Chicago Police Facing Another Lawsuit Claiming Use of Excessive Force
The American Civil Liberties Union and other community groups like Next Steps, which advocates for people with mental illness, are suing the city and the Police Department so they can be part of reform talks.
The suit alleges that brutality “is magnified for people with disabilities.”
Next Steps organizer Fred Friedman says he’s friends with many Chicago cops, but nonetheless doesn’t believe they have needed training or resources.
“I don’t trust the Chicago Police Department to not hurt me when my symptoms are active,” said Friedman. “A few months ago when my symptoms were active, someone called the police to come for me. I ran away. I would run away again today.”
A Police Department spokesman says officers go through specialized training to deal with the special needs population and that by the end of next year officers will also go through mental health awareness training.
In other news in Chicago tonight
The Las Vegas shooting suspect reportedly rigged his guns with an accessory known as a “bump stock” so his rifles would fire rapidly.
Democrats in Congress are seeking to pass a law banning them.
Gov. Bruce Rauner said Wednesday he’s focused on the victims of the tragedy. He didn’t specifically answer a question as to whether he’d like the devices banned in Illinois.
“I do support ongoing conversations with how we can keep people across America safer,” Rauner said. “I think these issues of individuals with mental illness harming others is a problem that we’ve had forever. I hope we can come up with ways to deal with it effectively and I look forward to that conversation.”
U.S. Rep. Adam Kinzinger of Illinois, a Republican, is asking the federal Bureau of Alcohol, Tobacco, Firearms and Explosives to re-evaluate bump stocks. He says he hopes the ATF concludes the mechanisms violate at least the spirit of the law. He says “fully-automatic simulator devices have no place in civil society.”
Cook County Commissioner John Fritchey is urging the state of Illinois to legalize marijuana, and he is introducing a resolution asking the entire county board to do the same.
Fritchey, who is against the tax on sugary drinks, says the soda tax debate shows that residents have soured on taxes. He says regulating and then taxing pot is a way to raise revenue, while also cutting the county’s cost of enforcing misdemeanor drug charges.
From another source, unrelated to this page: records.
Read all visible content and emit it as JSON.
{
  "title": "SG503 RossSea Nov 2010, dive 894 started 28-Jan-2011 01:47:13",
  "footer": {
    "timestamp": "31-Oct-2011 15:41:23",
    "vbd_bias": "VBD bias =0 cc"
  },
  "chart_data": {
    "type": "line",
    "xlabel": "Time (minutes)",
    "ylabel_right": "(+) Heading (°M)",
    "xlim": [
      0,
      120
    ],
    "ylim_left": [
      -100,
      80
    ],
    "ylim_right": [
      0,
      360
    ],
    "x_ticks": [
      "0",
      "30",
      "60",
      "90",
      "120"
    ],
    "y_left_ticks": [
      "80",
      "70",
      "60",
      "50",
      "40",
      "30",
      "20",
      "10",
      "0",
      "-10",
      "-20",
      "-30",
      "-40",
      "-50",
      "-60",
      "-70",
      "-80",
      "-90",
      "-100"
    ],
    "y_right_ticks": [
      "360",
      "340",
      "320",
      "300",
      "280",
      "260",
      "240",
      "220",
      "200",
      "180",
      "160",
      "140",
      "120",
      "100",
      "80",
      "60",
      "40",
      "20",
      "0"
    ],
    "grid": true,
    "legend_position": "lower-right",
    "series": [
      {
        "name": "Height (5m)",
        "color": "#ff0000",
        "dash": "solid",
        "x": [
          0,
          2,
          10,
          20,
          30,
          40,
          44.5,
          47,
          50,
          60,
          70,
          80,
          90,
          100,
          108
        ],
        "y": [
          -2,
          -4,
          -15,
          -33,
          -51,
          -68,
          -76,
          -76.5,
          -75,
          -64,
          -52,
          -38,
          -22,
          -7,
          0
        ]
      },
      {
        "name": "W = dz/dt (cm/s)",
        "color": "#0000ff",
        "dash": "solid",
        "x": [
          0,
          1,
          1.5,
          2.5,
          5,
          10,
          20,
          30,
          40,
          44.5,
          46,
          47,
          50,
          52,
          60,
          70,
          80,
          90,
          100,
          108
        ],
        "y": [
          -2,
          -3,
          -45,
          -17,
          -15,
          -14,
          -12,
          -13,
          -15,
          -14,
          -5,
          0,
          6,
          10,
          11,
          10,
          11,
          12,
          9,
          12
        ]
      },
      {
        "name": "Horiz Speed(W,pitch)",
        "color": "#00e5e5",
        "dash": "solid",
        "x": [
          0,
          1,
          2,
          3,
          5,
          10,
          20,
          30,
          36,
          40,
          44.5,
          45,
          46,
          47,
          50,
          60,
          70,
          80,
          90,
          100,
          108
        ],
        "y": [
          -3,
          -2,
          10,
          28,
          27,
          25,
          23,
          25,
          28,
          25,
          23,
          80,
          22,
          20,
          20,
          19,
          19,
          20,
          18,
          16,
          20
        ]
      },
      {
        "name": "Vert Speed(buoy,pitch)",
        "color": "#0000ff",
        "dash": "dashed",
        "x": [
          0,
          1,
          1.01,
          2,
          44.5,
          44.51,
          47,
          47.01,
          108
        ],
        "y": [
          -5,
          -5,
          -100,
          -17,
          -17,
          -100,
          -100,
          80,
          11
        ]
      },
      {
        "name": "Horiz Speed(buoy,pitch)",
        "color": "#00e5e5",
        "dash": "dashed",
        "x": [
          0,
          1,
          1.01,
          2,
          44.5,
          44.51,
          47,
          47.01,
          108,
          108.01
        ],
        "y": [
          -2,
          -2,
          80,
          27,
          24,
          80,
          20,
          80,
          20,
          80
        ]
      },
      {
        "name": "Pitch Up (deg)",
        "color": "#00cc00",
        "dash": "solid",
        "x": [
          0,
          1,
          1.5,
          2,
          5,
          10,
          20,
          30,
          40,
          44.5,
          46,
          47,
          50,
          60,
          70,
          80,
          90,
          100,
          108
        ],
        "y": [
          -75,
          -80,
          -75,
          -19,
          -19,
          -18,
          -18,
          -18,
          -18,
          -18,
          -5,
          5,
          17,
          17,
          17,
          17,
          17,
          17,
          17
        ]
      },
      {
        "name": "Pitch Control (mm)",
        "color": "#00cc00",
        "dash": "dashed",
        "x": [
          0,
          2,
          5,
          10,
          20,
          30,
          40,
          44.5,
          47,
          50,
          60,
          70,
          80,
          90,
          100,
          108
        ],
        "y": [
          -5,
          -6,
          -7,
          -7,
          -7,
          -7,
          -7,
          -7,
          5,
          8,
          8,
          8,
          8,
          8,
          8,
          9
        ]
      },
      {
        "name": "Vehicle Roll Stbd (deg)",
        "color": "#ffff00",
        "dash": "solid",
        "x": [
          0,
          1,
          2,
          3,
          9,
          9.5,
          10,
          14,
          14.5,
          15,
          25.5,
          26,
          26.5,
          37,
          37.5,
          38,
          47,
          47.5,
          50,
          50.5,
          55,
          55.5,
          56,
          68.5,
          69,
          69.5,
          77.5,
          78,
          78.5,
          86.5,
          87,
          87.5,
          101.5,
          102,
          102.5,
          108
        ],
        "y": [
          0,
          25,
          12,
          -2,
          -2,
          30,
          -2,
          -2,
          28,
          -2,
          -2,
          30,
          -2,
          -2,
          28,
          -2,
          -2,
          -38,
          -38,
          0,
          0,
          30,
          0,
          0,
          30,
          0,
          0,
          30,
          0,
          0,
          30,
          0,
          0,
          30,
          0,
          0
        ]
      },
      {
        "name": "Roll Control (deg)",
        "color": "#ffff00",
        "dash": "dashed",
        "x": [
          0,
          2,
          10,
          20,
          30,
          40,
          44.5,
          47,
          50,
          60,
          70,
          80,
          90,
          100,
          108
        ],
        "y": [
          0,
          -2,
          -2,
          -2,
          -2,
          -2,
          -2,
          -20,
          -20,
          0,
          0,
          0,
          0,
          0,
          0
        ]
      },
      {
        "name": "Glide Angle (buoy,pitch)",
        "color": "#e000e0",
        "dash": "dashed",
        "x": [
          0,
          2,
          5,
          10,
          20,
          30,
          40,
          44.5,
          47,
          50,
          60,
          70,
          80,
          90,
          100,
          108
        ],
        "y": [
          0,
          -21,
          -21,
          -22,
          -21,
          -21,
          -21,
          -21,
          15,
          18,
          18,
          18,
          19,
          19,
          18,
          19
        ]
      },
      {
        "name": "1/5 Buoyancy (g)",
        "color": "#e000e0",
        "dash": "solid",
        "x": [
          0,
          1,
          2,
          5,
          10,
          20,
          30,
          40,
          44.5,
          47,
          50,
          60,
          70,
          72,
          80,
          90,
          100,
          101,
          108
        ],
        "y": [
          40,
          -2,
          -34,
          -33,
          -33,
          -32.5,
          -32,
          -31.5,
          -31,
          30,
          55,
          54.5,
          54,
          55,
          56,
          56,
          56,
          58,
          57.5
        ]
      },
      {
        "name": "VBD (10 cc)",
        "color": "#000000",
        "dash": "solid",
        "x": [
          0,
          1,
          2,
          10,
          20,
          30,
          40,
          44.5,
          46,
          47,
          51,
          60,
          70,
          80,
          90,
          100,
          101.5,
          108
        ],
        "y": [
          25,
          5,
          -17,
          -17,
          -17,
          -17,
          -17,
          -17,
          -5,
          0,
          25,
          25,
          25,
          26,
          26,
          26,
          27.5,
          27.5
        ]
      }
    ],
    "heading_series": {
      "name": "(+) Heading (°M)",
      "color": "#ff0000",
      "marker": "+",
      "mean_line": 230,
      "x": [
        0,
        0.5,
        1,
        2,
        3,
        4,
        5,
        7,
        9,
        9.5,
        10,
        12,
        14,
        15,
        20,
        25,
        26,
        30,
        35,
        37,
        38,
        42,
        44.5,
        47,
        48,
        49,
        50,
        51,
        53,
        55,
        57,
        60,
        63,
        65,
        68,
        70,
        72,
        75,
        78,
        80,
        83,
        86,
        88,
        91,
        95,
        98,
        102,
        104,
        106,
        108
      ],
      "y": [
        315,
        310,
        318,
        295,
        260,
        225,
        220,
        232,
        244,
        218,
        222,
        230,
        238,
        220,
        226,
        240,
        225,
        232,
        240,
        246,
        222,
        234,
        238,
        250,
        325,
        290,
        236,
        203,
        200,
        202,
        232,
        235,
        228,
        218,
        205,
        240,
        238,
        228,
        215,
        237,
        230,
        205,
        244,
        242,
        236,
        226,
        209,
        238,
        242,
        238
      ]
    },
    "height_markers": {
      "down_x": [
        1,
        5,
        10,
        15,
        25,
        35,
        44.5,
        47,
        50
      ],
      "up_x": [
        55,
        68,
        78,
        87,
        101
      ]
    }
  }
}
A measure to legalize marijuana is pending in Springfield, but even its sponsor says it’s a ways off yet.
New bike and pedestrian trails are coming to the north branch of the Chicago River.
Mayor Rahm Emanuel and Chicago Park District officials broke ground Wednesday on the new 312 River Run project, which will connect Clark Park near Belmont Avenue and the Chicago River to Horner Park near Irving Park Road. Once completed, the project will include a new bridge and 2 miles of pathways connecting four neighborhoods.
“So everybody gets the 312—it’s not just an area code: It’s three parks, one bridge, 2 miles,” Emanuel said.